Will has also made it out on the town several times with his friends after school Saturdays.  Movies, go-carting, the mall etc...  As a Parent it's a little unnerving to send him off with his friends into a foreign city and the only adults present are the drivers.
Emma has already made many friends (and some drama) in the neighborhood and at school.  Typical stuff -- riding bikes in the neighborhood, board games and movies at her friends' house.  She loves to be the center of attention and being a blond American girl in India,  she gets all the attention she wants. Emma will actually stay after school to pal around with her friends who board at the school.  She actually finds India “as boring as back home” and want to be a boarder at the school.  She expected more excitement and less gated community suburbia. 

Nolan and Emma share a cold one with Javeed. 
Her fashion sense has been a little repressed since she started wearing uniforms.  She has taken up the guitar and we hope to have her play a Christmas carol.  (Christmas music is a little hard to come by.)

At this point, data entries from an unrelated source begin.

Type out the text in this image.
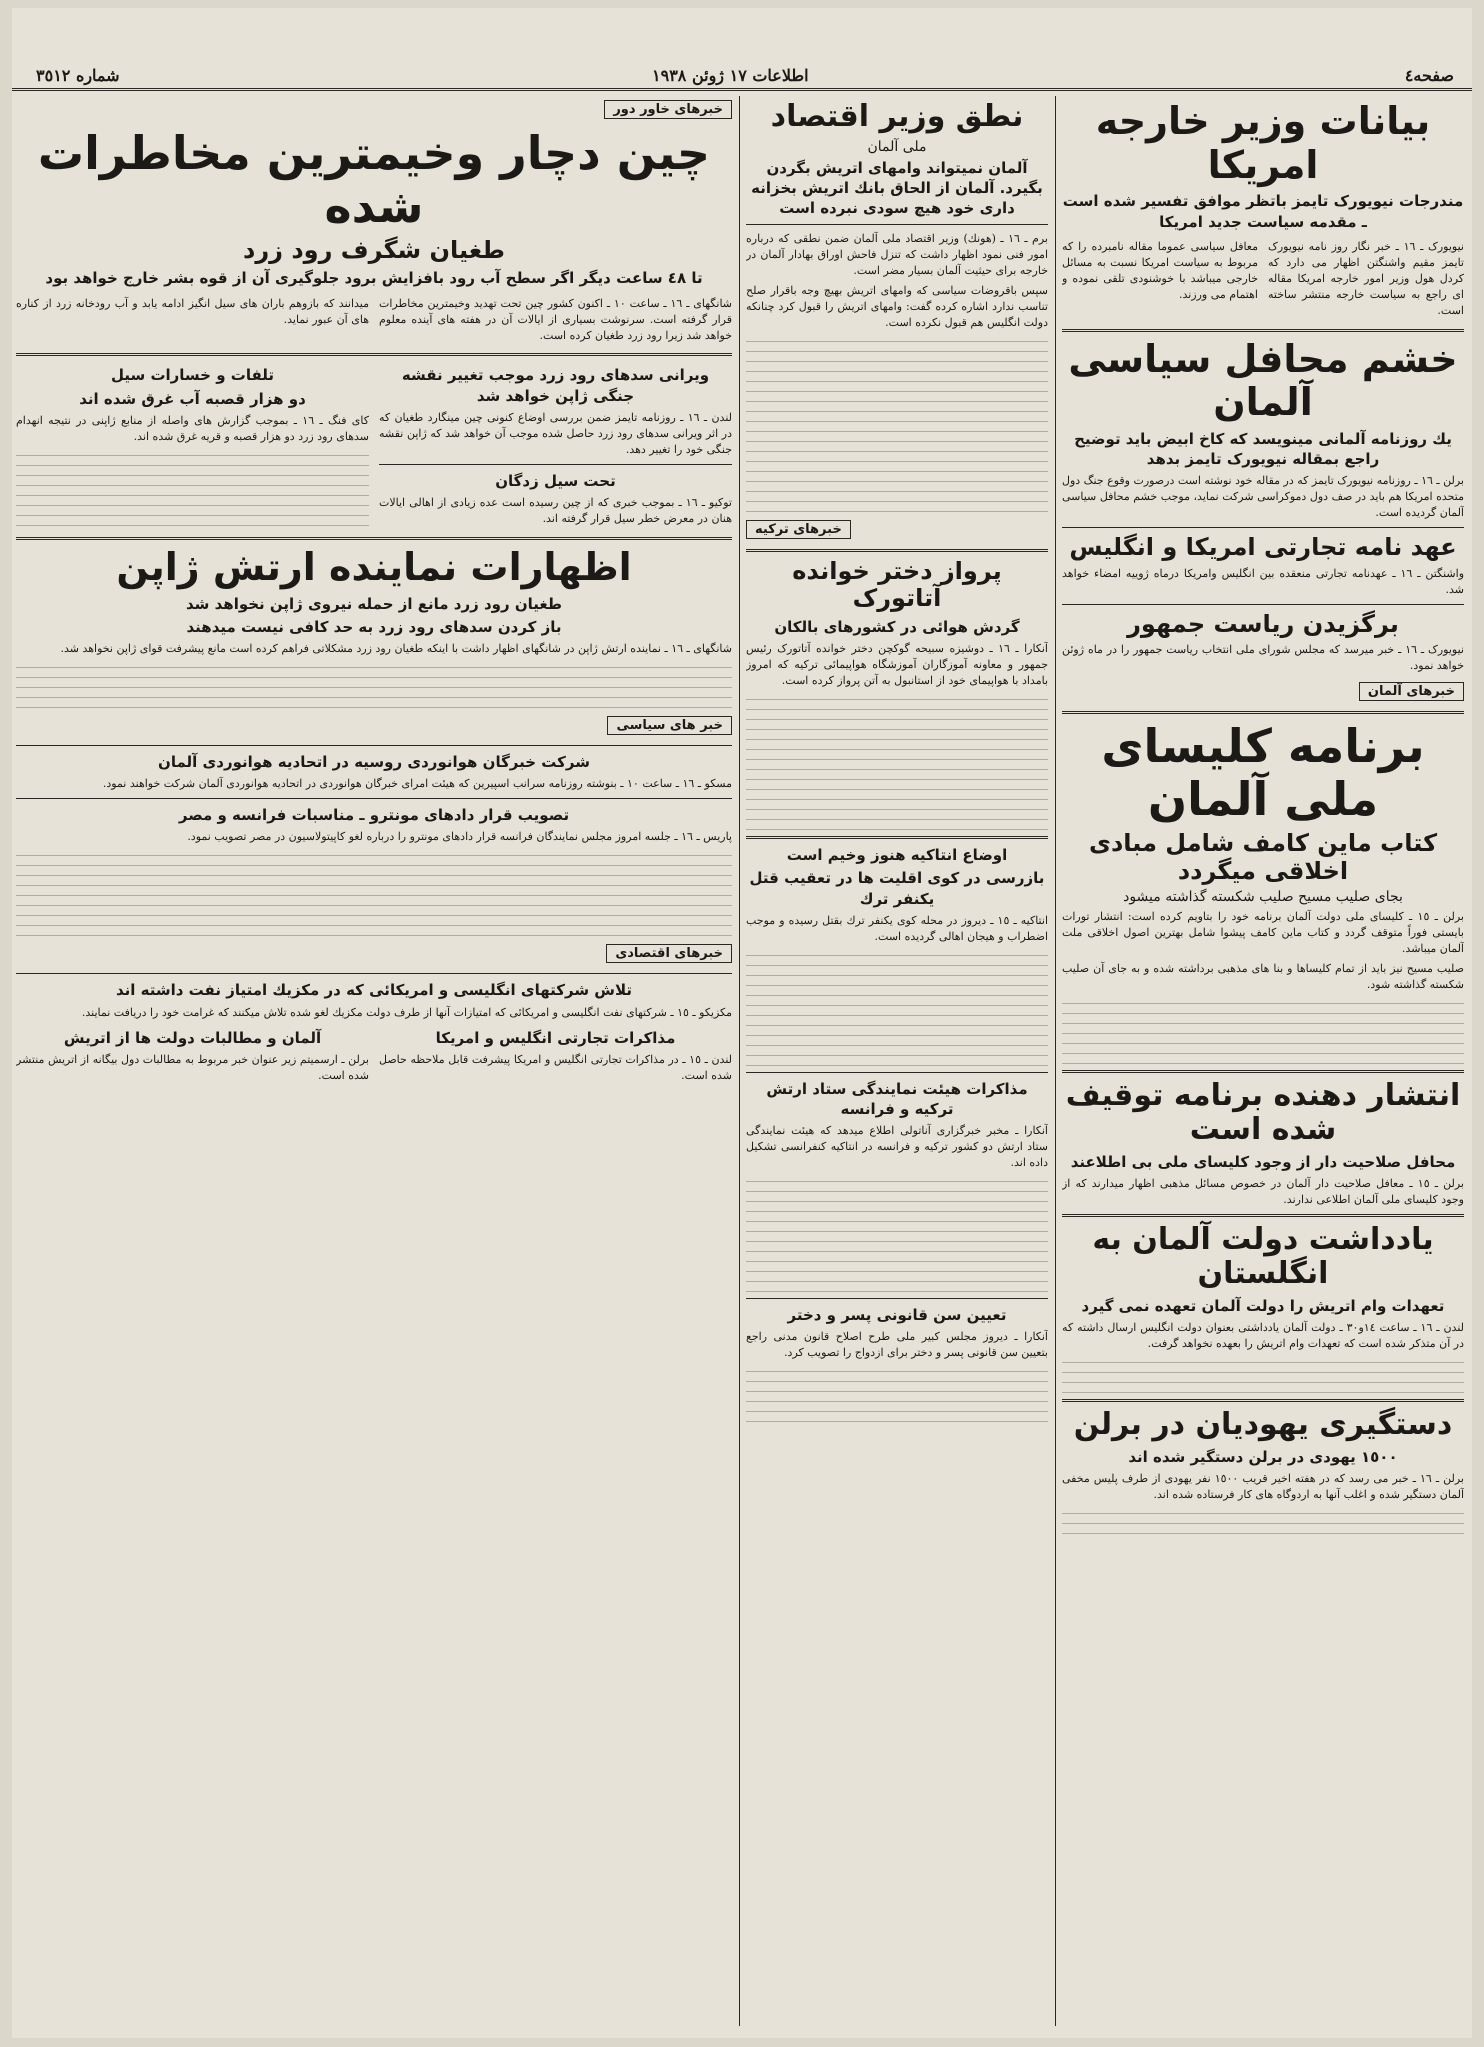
صفحه٤
اطلاعات ١٧ ژوئن ١٩٣٨
شماره ٣٥١٢
بیانات وزیر خارجه امریکا
مندرجات نیویورک تایمز باتظر موافق تفسیر شده است ـ مقدمه سیاست جدید امریکا
نیویورک ـ ١٦ ـ خبر نگار روز نامه نیویورک تایمز مقیم واشنگتن اظهار می دارد که کردل هول وزیر امور خارجه امریکا مقاله ای راجع به سیاست خارجه منتشر ساخته است.
معافل سیاسی عموما مقاله نامبرده را که مربوط به سیاست امریکا نسبت به مسائل خارجی میباشد با خوشنودی تلقی نموده و اهتمام می ورزند.
خشم محافل سیاسی آلمان
یك روزنامه آلمانی مینویسد که کاخ ابیض باید توضیح راجع بمقاله نیویورک تایمز بدهد
برلن ـ ١٦ ـ روزنامه نیویورک تایمز که در مقاله خود نوشته است درصورت وقوع جنگ دول متحده امریکا هم باید در صف دول دموکراسی شرکت نماید، موجب خشم محافل سیاسی آلمان گردیده است.
عهد نامه تجارتی امریکا و انگلیس
واشنگتن ـ ١٦ ـ عهدنامه تجارتی منعقده بین انگلیس وامریکا درماه ژوییه امضاء خواهد شد.
برگزیدن ریاست جمهور
نیویورک ـ ١٦ ـ خبر میرسد که مجلس شورای ملی انتخاب ریاست جمهور را در ماه ژوئن خواهد نمود.
خبرهای آلمان
برنامه کلیسای ملی آلمان
کتاب ماین کامف شامل مبادی اخلاقی میگردد
بجای صلیب مسیح صلیب شکسته گذاشته میشود
برلن ـ ١٥ ـ کلیسای ملی دولت آلمان برنامه خود را بتاویم کرده است: انتشار تورات بایستی فوراً متوقف گردد و کتاب ماین کامف پیشوا شامل بهترین اصول اخلاقی ملت آلمان میباشد.
صلیب مسیح نیز باید از تمام کلیساها و بنا های مذهبی برداشته شده و به جای آن صلیب شکسته گذاشته شود.
انتشار دهنده برنامه توقیف شده است
محافل صلاحیت دار از وجود کلیسای ملی بی اطلاعند
برلن ـ ١٥ ـ معافل صلاحیت دار آلمان در خصوص مسائل مذهبی اظهار میدارند که از وجود کلیسای ملی آلمان اطلاعی ندارند.
یادداشت دولت آلمان به انگلستان
تعهدات وام اتریش را دولت آلمان تعهده نمی گیرد
لندن ـ ١٦ ـ ساعت ١٤و٣٠ ـ دولت آلمان یادداشتی بعنوان دولت انگلیس ارسال داشته که در آن متذکر شده است که تعهدات وام اتریش را بعهده نخواهد گرفت.
دستگیری یهودیان در برلن
١٥٠٠ یهودی در برلن دستگیر شده اند
برلن ـ ١٦ ـ خبر می رسد که در هفته اخیر قریب ١٥٠٠ نفر یهودی از طرف پلیس مخفی آلمان دستگیر شده و اغلب آنها به اردوگاه های کار فرستاده شده اند.
نطق وزیر اقتصاد
ملی آلمان
آلمان نمیتواند وامهای اتریش بگردن بگیرد. آلمان از الحاق بانك اتریش بخزانه داری خود هیچ سودی نبرده است
برم ـ ١٦ ـ (هونك) وزیر اقتصاد ملی آلمان ضمن نطقی که درباره امور فنی نمود اظهار داشت که تنزل فاحش اوراق بهادار آلمان در خارجه برای حیثیت آلمان بسیار مضر است.
سپس باقروضات سیاسی که وامهای اتریش بهیچ وجه باقرار صلح تناسب ندارد اشاره کرده گفت: وامهای اتریش را قبول کرد چنانکه دولت انگلیس هم قبول نکرده است.
خبرهای ترکیه
پرواز دختر خوانده آتاتورک
گردش هوائی در کشورهای بالکان
آنکارا ـ ١٦ ـ دوشیزه سبیحه گوکچن دختر خوانده آتاتورک رئیس جمهور و معاونه آموزگاران آموزشگاه هواپیمائی ترکیه که امروز بامداد با هواپیمای خود از استانبول به آتن پرواز کرده است.
اوضاع انتاکیه هنوز وخیم است
بازرسی در کوی اقلیت ها در تعقیب قتل یکنفر ترك
انتاکیه ـ ١٥ ـ دیروز در محله کوی یکنفر ترك بقتل رسیده و موجب اضطراب و هیجان اهالی گردیده است.
مذاکرات هیئت نمایندگی ستاد ارتش ترکیه و فرانسه
آنکارا ـ مخبر خبرگزاری آناتولی اطلاع میدهد که هیئت نمایندگی ستاد ارتش دو کشور ترکیه و فرانسه در انتاکیه کنفرانسی تشکیل داده اند.
تعیین سن قانونی پسر و دختر
آنکارا ـ دیروز مجلس کبیر ملی طرح اصلاح قانون مدنی راجع بتعیین سن قانونی پسر و دختر برای ازدواج را تصویب کرد.
خبرهای خاور دور
چین دچار وخیمترین مخاطرات شده
طغیان شگرف رود زرد
تا ٤٨ ساعت دیگر اگر سطح آب رود بافزایش برود جلوگیری آن از قوه بشر خارج خواهد بود
شانگهای ـ ١٦ ـ ساعت ١٠ ـ اکنون کشور چین تحت تهدید وخیمترین مخاطرات قرار گرفته است. سرنوشت بسیاری از ایالات آن در هفته های آینده معلوم خواهد شد زیرا رود زرد طغیان کرده است.
میدانند که بازوهم باران های سیل انگیز ادامه یابد و آب رودخانه زرد از کناره های آن عبور نماید.
ویرانی سدهای رود زرد موجب تغییر نقشه جنگی ژاپن خواهد شد
لندن ـ ١٦ ـ روزنامه تایمز ضمن بررسی اوضاع کنونی چین مینگارد طغیان که در اثر ویرانی سدهای رود زرد حاصل شده موجب آن خواهد شد که ژاپن نقشه جنگی خود را تغییر دهد.
تحت سیل زدگان
توکیو ـ ١٦ ـ بموجب خبری که از چین رسیده است عده زیادی از اهالی ایالات هنان در معرض خطر سیل قرار گرفته اند.
تلفات و خسارات سیل
دو هزار قصبه آب غرق شده اند
کای فنگ ـ ١٦ ـ بموجب گزارش های واصله از منابع ژاپنی در نتیجه انهدام سدهای رود زرد دو هزار قصبه و قریه غرق شده اند.
اظهارات نماینده ارتش ژاپن
طغیان رود زرد مانع از حمله نیروی ژاپن نخواهد شد
باز کردن سدهای رود زرد به حد کافی نیست میدهند
شانگهای ـ ١٦ ـ نماینده ارتش ژاپن در شانگهای اظهار داشت با اینکه طغیان رود زرد مشکلاتی فراهم کرده است مانع پیشرفت قوای ژاپن نخواهد شد.
خبر های سیاسی
شرکت خبرگان هوانوردی روسیه در اتحادیه هوانوردی آلمان
مسکو ـ ١٦ ـ ساعت ١٠ ـ بنوشته روزنامه سرانب اسپیرین که هیئت امرای خبرگان هوانوردی در اتحادیه هوانوردی آلمان شرکت خواهند نمود.
تصویب قرار دادهای مونترو ـ مناسبات فرانسه و مصر
پاریس ـ ١٦ ـ جلسه امروز مجلس نمایندگان فرانسه قرار دادهای مونترو را درباره لغو کاپیتولاسیون در مصر تصویب نمود.
خبرهای اقتصادی
تلاش شرکتهای انگلیسی و امریکائی که در مکزیك امتیاز نفت داشته اند
مکزیکو ـ ١٥ ـ شرکتهای نفت انگلیسی و امریکائی که امتیازات آنها از طرف دولت مکزیك لغو شده تلاش میکنند که غرامت خود را دریافت نمایند.
مذاکرات تجارتی انگلیس و امریکا
لندن ـ ١٥ ـ در مذاکرات تجارتی انگلیس و امریکا پیشرفت قابل ملاحظه حاصل شده است.
آلمان و مطالبات دولت ها از اتریش
برلن ـ ارسمیتم زیر عنوان خبر مربوط به مطالبات دول بیگانه از اتریش منتشر شده است.
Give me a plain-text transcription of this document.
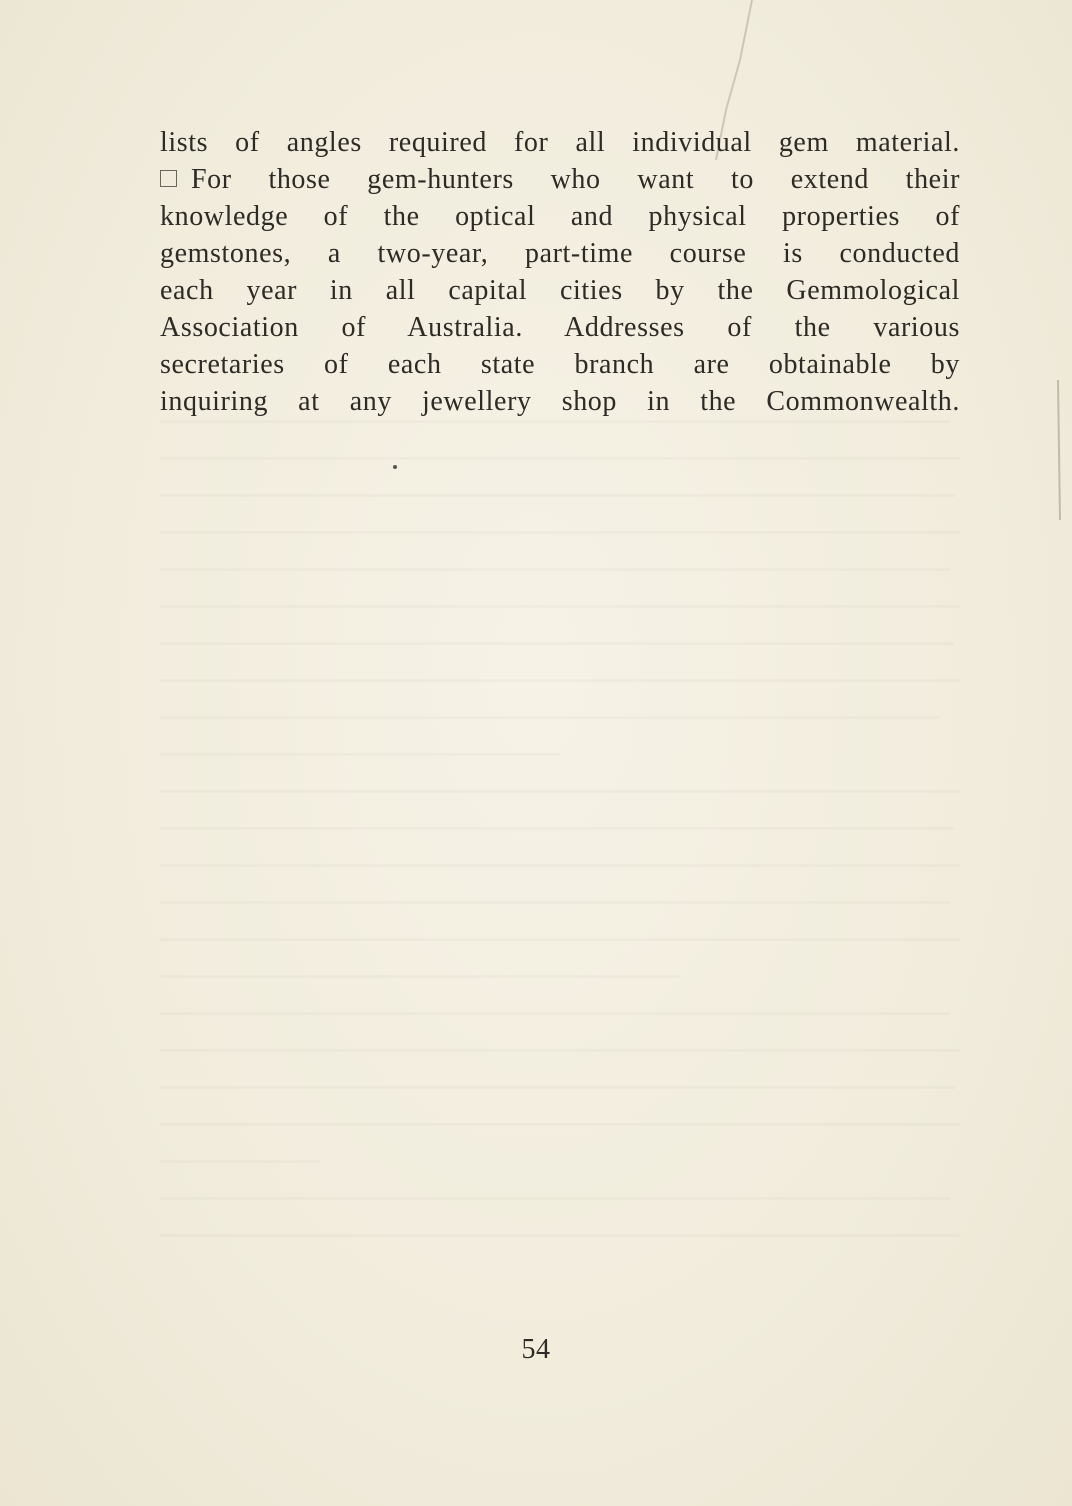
lists of angles required for all individual gem material.
For those gem-hunters who want to extend their
knowledge of the optical and physical properties of
gemstones, a two-year, part-time course is conducted
each year in all capital cities by the Gemmological
Association of Australia. Addresses of the various
secretaries of each state branch are obtainable by
inquiring at any jewellery shop in the Commonwealth.
54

Nolan also does very well in school,  but finds it a little boring.  He's much more focussed on extracurriculars and schoolwork is just something to pass the time.  For example,  he led the class in  a game of "lets see who can slide farthest across this mud puddle".  Not sure if he won, but was Top 3 based on his clothes alone.  He plays goalie and half back on the school soccer team.  







Overall they are well adjusted,  miss their friends and Taco Bell.   On a recent school day off,  we made the trek across town to eat at the only Taco Bell in Bangalore.  They hardly even liked Taco Bell in the US.  It's funny what you miss.
I thought I discovered another Taco Bell in Bangalore,
but it was only a mobile phone store.